You wouldn’t know this from the media. “Hillary Clinton takes aim at Donald Trump’s ties to ‘alt-right’ world of radical conservatives,” the L.A. Times declared. “‘Alt right’ conservative movement embraces the Trump campaign,” Fox News contended. These are misstatements of fact. The alt-right doesn’t subscribe to a conservative philosophy, nor do its members brand themselves conservatives. Indeed, they believe conservatism to be a failed ideology that needs to be replaced by something far more authoritarian.

This is a movement that rejects conservative policy prescriptions ranging from the need to reform entitlements to the very idea of limited government. They mock reverence for the Constitution as mere idol worship. The limitations the Constitution imposes on the federal government represent an unacceptable impediment to their preferred program. They reject the notion of an extroverted American foreign policy, preferring instead the appeal of retrenchment and the fantasy of Fortress America. This is a movement that mocks social conservatism, defined as reverence for traditional mores and values, as backward religiosity. As James Kirchick wrote in COMMENTARY’s June issue, the intellectual foundations of the alt-right are rooted in a tendency that dubs itself the “dark enlightenment,” which is exactly what it sounds like—authoritarian, fascistic, and illiberal.

To call this collection of largely anonymous malcontents members of a “conservative” movement is simply fallacious. There is little the alt-right seeks to conserve about the country as it is currently constituted. It is a radical movement dedicated to scuttling the nation’s founding documents and replacing its Judeo-Christian ethos with something else entirely.

Intrepid NBC News reporter Benjy Sarlin noted accurately there was something ironic in this dispute over definitions by observing that the argument mirrors the right’s attack on Democrats for rejecting the label of “radical Islam.” Sarlin is absolutely right, but not in the way he thinks. Those who refuse to use the term radical Islamic terrorists use for themselves—jihadis—are rejecting what these virulent figures believe and imposing on them a more politically convenient definition.

It is a political inevitability that opportunists will try to appropriate any seemingly potent social force and use it for their own ends. The alt-right is no exception to that rule. Democrats are being lured into contending that the alt-right is simply another arm of the conservative movement.

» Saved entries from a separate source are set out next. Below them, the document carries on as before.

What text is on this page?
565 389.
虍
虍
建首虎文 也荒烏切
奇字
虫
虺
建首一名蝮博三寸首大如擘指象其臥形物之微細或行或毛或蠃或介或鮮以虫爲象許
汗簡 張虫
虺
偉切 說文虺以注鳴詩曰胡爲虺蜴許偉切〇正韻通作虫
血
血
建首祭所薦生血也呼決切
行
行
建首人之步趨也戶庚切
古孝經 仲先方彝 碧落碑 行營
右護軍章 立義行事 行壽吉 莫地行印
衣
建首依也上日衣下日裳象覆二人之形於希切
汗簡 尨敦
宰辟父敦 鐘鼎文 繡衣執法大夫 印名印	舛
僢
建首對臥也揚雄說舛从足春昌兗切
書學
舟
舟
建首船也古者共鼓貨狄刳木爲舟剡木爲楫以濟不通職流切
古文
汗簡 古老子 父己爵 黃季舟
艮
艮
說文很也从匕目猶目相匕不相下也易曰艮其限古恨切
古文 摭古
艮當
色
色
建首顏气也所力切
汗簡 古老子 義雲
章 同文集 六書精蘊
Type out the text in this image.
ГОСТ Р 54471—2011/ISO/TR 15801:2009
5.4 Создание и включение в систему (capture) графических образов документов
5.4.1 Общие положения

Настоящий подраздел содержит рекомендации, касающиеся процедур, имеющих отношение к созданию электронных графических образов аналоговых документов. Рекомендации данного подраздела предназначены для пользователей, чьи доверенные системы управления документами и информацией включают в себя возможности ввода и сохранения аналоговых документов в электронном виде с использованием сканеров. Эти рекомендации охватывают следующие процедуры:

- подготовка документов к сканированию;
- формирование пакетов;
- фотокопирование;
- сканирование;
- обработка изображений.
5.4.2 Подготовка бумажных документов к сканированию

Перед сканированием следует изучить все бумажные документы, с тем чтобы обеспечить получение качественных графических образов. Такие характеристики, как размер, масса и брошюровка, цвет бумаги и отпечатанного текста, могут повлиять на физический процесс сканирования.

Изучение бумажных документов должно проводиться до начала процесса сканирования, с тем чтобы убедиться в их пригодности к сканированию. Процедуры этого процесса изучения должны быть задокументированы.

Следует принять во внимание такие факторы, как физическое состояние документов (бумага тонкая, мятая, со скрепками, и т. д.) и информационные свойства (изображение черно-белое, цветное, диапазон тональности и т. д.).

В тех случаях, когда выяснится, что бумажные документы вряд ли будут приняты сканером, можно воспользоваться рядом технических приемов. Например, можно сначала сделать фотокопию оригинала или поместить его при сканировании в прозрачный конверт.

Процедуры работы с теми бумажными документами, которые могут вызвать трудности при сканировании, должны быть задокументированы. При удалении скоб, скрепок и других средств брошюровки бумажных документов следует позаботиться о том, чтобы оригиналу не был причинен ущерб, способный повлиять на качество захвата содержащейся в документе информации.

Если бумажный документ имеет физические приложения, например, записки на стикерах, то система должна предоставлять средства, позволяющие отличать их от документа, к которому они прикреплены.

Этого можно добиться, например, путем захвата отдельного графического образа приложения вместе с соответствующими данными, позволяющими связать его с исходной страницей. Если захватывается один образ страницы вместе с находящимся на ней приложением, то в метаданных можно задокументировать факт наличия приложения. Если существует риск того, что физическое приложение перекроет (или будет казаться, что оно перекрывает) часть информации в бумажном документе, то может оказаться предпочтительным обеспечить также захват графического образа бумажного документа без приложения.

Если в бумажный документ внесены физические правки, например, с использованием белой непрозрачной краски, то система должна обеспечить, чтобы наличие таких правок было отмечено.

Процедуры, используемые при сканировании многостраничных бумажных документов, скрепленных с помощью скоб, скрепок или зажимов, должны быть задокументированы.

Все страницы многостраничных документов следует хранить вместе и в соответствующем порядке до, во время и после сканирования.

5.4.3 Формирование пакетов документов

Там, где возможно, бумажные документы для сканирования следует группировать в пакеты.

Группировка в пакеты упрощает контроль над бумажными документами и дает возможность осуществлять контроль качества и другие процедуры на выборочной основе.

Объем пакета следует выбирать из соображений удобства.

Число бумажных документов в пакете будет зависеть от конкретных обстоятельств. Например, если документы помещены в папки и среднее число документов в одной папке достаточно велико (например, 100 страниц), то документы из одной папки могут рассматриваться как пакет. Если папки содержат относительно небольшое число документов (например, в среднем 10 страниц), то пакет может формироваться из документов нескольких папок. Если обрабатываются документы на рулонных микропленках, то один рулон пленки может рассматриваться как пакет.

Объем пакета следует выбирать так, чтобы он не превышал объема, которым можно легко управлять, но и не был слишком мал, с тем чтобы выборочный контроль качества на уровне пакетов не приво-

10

And some conservatives are tempted to see its online energy as something worth harnessing. This is something they must resist. Even the conservative radio host Hugh Hewitt got into the game when he imposed on this racist movement a more palatable worldview than the one its members so inconveniently discuss freely and without shame.

“I define the alt-Right much more broadly as the reflexively anti-GOP right that is largely based in the anti-any-immigration-reform-of-any-sort and anti-Paul Ryan-and-Mitch McConnell club,” Hewitt wrote recently. This is simply wrong. To narrowly define this nihilistic outfit as just another lobbying group with a preference for a slightly more robust legislative compromise on immigration reform is delusional. They don’t merely reject compromise on immigration reform; they reject legislation as a form of small-r republican weakness.

This is not an ideology with which compromise and accommodation are possible. Its proponents do not seek it, nor should their principled adversaries.